I really like that in a blogger. Some of the people who used to be my favorite bloggers have calcified into complete predictability. They know what their opinion is going to be before they touch the keyboard. They usually write about the same things, in the same ways. I can tell their hearts aren’t in it anymore. I find that I rarely read them. They’ve gotten bored with ideas, it seems, and their boredom comes through in their predictable posting. I think it’s vitally important to have convictions, but I think it’s death on a writer, and a thinker, when we think our convictions have settled all questions, and that all we need to do is to figure out how to force all new information into our ideology, bang out 100 to 200 words on it, and boom, we’re done. It’s lazy, and it’s dull. Some people, maybe most people, read blogs to have their opinions validated. I do that sometimes, but not a lot — not because I’m a good person, but because I’m a curious reader, and always want to learn more about the world. As my longtime readers know, I was hit pretty hard over the last 10 years by the collapse of my faith in Roman Catholic Christianity, and my faith in movement conservatism. It’s not that Catholicism or conservatism are wrong, or bad — indeed, I am still a conservative, and though I left the Catholic Church, I consider myself a fellow traveler — but that I had such unshakable faith in both things as ways of knowing that I set myself up for a big fall. I had made ideologies of them, and, as ideologies will do when abstractions meet reality, they failed. I hope this twin experience has made me more humble, intellectually. It has certainly not dimmed my faith that there is a such thing as Truth, and that it is knowable, however imperfectly. It has made me more willing to think about how I know what I know, and to listen to other perspectives, even if ultimately I don’t or can’t agree with them. I want to cultivate a more supple mind. To ideologues, this looks like I’m going soft, I suppose, but I’m not really interested in sticking to a party line. Life is too mysterious and interesting for that.

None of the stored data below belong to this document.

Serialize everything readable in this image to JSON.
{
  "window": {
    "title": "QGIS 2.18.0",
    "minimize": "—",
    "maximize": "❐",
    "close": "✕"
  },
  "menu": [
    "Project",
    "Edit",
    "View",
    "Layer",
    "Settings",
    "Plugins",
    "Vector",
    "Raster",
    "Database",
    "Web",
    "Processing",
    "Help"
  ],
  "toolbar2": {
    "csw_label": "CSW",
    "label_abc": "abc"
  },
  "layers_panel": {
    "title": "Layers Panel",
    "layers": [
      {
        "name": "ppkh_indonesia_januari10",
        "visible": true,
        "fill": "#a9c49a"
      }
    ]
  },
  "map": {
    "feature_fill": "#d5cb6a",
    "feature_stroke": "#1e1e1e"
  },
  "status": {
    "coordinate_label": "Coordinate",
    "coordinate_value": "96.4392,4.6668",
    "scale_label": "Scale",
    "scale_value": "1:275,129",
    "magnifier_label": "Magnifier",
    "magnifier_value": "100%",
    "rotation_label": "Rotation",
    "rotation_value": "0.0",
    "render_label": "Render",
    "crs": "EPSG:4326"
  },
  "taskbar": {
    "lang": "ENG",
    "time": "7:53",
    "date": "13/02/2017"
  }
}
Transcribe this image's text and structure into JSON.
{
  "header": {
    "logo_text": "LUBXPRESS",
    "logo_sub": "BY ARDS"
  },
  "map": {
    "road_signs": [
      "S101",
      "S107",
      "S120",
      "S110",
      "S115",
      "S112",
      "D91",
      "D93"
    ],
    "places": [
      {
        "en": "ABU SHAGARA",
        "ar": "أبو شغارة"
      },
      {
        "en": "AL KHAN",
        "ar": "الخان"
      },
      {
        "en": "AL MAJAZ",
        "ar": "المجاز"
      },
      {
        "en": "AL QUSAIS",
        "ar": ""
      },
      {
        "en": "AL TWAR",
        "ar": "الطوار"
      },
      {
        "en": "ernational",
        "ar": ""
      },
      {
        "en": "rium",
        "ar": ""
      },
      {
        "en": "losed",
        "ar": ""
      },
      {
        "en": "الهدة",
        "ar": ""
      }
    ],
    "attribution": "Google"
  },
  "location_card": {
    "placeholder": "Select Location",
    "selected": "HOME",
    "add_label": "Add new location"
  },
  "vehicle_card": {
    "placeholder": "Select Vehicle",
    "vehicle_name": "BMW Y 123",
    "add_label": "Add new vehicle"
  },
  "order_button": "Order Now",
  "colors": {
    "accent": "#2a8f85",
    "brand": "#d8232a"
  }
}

Anyway, that’s what I see in TNC’s writing and thinking, even though I’m often not interested in the things he writes about (sports and pop music). What I’m interested in is him, and learning new things from him. He has a way of integrating his personal life into his writing, which helps build a bond with his readers. I read his beautiful post about going for a run while visiting Washington, DC, and the thoughts it brought forth in him about why and how he loves our country. Not only did I appreciate his conclusion — and it compelled me to think about my own patriotism — but I loved the way he framed it, as a lesson in a story about running on the Mall. Not everybody can do this kind of thing well, but TNC can.

(Two other bloggers I greatly admire and want to emulate are Conor Friedersdorf and Ross Douthat, neither of whom blog often enough for me!)